A series of “disturbing” attacks launched by Boris Johnson’s against MPs investigating his Partygate claims undermined British democracy, the privileges committee has found.
A scathing report named Jacob Rees-Mogg, Nadine Dorries, Zac Goldsmith and Priti Patel among the Johnson loyalists who made “unprecedented” and “unacceptable” attempts to damage the work of the cross-party group.
The MPs catalogued the “most disturbing” examples of a “co-ordinated campaign to interfere with the work of the committee” in a new, 14-page report condemning the former PM’s most ardent backers.
The privileges committee had found Mr Johnson guilty of “repeated contempts” by deliberately lying and being complicit in a campaign of abuse and intimidation against MPs.
The seven-person panel, chaired by veteran Labour MP Harriet Harman, used its 106-page report to warn Mr Johnson’s most vocal defenders that they would face scrutiny themselves through a special update.

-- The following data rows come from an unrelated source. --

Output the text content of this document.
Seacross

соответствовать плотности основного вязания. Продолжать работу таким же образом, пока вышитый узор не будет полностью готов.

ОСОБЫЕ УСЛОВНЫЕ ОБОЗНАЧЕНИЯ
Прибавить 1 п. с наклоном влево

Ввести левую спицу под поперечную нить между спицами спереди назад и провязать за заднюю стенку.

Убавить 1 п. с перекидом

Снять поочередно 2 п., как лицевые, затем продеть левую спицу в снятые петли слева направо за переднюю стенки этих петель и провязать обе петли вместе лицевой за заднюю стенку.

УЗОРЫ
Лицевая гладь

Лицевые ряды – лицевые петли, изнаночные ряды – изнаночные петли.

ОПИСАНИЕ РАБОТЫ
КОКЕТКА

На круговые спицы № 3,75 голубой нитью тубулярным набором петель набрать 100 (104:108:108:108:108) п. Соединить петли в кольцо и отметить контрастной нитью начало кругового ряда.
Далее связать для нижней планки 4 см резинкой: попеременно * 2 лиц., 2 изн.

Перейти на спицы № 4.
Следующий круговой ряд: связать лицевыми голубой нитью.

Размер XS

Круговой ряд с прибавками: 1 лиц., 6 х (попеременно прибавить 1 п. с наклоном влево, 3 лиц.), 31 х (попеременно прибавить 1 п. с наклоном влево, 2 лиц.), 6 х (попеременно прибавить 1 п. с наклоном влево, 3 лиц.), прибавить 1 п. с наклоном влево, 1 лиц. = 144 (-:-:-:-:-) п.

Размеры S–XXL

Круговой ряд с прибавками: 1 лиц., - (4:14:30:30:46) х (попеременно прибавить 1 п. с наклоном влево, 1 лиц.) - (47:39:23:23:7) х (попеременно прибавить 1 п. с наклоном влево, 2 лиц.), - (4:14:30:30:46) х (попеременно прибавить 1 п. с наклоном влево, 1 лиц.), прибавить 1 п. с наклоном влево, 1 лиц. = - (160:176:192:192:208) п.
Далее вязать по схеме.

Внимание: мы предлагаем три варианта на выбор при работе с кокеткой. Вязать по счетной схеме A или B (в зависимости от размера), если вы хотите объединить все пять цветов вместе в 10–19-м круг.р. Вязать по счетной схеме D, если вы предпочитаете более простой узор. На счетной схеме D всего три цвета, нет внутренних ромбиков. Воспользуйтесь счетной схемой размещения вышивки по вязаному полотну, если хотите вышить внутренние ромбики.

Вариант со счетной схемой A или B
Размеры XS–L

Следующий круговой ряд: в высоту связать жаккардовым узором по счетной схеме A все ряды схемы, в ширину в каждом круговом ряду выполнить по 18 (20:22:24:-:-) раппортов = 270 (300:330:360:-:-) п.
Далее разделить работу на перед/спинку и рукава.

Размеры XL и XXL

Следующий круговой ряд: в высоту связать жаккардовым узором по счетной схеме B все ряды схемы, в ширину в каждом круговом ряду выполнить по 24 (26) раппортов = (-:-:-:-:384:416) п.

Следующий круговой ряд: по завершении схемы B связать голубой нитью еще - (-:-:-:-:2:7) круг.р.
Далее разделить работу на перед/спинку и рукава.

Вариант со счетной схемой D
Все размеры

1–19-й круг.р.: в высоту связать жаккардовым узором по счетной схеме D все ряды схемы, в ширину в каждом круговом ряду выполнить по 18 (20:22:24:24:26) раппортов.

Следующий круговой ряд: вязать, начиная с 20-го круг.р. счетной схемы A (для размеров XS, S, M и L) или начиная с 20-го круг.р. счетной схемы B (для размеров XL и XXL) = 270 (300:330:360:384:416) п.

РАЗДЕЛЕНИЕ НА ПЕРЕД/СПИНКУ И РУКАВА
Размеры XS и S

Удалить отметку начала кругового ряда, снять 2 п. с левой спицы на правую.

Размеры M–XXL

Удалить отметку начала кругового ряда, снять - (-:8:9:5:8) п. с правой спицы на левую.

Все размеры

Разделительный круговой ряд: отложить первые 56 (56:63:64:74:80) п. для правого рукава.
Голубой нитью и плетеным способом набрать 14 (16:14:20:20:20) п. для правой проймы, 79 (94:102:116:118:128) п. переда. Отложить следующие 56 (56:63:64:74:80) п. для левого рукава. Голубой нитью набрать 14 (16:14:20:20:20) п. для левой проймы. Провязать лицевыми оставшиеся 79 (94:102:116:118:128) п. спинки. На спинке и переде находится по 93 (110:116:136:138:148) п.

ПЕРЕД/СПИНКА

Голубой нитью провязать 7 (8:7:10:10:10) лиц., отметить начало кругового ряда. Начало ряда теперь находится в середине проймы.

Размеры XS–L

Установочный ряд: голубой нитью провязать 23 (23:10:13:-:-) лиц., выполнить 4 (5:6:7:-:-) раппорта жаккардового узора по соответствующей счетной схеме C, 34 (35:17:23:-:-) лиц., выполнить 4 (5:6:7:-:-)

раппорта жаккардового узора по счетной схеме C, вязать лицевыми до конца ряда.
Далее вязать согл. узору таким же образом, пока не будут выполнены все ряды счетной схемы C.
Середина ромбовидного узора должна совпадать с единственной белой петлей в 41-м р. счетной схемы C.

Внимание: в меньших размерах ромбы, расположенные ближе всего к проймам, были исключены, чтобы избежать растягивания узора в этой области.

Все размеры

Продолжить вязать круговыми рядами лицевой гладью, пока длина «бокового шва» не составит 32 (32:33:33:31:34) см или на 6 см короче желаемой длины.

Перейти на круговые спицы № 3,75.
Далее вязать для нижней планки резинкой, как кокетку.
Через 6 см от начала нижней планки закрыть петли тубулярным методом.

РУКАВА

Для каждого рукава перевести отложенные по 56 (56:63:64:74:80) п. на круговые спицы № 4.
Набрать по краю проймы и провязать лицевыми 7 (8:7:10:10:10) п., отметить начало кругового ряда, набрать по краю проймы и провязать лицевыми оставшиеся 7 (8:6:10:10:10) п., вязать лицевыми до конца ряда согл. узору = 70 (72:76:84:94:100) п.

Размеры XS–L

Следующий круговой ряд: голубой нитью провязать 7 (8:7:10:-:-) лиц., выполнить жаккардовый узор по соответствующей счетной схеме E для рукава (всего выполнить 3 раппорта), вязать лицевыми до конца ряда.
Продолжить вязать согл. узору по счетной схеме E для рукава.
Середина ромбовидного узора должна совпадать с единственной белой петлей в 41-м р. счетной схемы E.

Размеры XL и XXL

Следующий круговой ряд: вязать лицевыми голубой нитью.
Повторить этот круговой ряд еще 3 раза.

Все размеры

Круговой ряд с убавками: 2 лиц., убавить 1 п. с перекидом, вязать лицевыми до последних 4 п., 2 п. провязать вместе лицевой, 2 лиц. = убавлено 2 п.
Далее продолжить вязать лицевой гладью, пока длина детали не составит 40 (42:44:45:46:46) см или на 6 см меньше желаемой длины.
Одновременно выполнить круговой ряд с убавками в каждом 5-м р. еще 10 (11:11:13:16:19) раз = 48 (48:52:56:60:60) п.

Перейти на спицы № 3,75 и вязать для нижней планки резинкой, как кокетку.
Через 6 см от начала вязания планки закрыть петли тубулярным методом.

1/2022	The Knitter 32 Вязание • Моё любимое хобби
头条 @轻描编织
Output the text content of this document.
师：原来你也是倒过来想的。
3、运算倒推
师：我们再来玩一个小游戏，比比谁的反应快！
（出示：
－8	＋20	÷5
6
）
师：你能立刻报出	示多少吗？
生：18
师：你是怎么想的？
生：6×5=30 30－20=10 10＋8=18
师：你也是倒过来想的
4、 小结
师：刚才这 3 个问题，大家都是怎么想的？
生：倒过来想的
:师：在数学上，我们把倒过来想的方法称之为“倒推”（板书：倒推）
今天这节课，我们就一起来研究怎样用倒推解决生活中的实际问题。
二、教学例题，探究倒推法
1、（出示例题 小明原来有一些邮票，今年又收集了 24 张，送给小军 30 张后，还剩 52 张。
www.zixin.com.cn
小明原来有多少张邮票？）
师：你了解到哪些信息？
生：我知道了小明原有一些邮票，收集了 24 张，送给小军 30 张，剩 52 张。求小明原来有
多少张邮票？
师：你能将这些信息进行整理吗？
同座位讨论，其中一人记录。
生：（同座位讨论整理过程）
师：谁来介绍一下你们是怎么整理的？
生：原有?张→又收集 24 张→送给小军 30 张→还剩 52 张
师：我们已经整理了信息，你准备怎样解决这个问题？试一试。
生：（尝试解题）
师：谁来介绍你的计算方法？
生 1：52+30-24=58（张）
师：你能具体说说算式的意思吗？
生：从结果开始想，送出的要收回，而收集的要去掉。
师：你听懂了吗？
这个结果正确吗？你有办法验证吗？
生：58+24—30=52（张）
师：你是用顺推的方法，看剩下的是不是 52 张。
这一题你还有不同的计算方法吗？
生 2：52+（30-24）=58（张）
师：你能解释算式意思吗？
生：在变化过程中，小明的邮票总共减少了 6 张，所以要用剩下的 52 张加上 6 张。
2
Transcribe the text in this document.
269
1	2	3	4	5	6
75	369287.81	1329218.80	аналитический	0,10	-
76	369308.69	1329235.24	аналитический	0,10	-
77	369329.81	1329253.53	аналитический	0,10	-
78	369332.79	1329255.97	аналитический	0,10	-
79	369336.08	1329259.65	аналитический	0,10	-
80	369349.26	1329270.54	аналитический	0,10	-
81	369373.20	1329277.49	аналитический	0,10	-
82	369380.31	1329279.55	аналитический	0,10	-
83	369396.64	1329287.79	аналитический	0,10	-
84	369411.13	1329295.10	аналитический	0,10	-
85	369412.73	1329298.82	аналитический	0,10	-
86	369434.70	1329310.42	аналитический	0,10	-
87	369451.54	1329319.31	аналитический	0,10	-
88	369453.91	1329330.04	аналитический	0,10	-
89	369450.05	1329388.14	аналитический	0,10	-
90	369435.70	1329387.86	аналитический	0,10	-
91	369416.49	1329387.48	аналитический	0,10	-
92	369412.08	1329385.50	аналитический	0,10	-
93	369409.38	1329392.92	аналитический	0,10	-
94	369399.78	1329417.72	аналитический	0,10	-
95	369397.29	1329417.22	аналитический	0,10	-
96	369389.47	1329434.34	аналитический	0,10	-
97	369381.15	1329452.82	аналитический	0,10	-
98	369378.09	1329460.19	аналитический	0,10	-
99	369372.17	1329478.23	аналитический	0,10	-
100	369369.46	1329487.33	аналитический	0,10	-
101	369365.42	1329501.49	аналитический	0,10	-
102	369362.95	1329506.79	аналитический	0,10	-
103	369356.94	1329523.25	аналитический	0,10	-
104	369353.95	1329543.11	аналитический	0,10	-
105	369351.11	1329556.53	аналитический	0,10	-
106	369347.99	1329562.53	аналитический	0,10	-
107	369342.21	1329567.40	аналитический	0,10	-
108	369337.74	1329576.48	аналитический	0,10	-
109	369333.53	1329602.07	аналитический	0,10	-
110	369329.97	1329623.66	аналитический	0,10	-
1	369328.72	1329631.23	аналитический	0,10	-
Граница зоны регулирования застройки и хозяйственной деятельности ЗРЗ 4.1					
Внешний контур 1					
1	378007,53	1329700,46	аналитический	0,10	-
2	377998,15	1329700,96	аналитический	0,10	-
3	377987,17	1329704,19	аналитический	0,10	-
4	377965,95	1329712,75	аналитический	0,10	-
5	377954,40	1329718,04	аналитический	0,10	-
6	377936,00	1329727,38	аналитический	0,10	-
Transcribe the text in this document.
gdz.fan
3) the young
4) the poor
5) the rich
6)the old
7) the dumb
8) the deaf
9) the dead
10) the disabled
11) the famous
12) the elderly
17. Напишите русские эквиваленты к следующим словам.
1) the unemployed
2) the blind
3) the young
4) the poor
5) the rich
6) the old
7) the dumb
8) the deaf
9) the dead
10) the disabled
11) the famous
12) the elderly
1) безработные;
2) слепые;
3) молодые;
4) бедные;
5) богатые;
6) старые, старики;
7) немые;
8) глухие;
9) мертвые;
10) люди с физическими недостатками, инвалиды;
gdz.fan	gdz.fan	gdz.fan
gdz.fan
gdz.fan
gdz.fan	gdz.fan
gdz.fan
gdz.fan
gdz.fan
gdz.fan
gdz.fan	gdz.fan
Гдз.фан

Mr Johnson – who quit as an MP after learning that the committee would hand him a punishment set to trigger a by-election – said the committee had reached a “deranged conclusion”.
In his bitter resignation statement, the former Tory leader labelled the investigation a “kangaroo court” that was akin to a “witch hunt”.
Sir Jacob, one of those honoured by Mr Johnson, suggested the committee’s “fundamental judgment” was “wrong” – and compared the committee to “communist China”.
Fellow loyalist Ms Dorries urged voters to turf out Tory MPs who backed the committee’s report.
“Any Conservative MP who would vote for this report is fundamentally not a Conservative and will be held to account by members and the public. Deselections may follow,” the ex-culture secretary warned
Another Boris backer, Brendan Clarke-Smith. called the MPs’ conclusions “spiteful, vindictive and overreaching”.
That did not deter MPs from voting overwhelmingly to back the report, with only seven voting against the committee’s findings and 354 voting in favour.
Tory peer Lord Cruddas denied that he had “intimidated” the privileges committee, claimed he was being defamed and argued that he was the victim of snobbery.
“It is defamatory of me and I suspect it is yet more snobbery directed at someone from the working class who has succeeded in life from these career politicians,” tweeted the Johnson ally.
Lord Cruddas, chairman of the Conservative Democratic Organisation, added: “If they don’t want people noticing they are a kangaroo court then they should hop less.”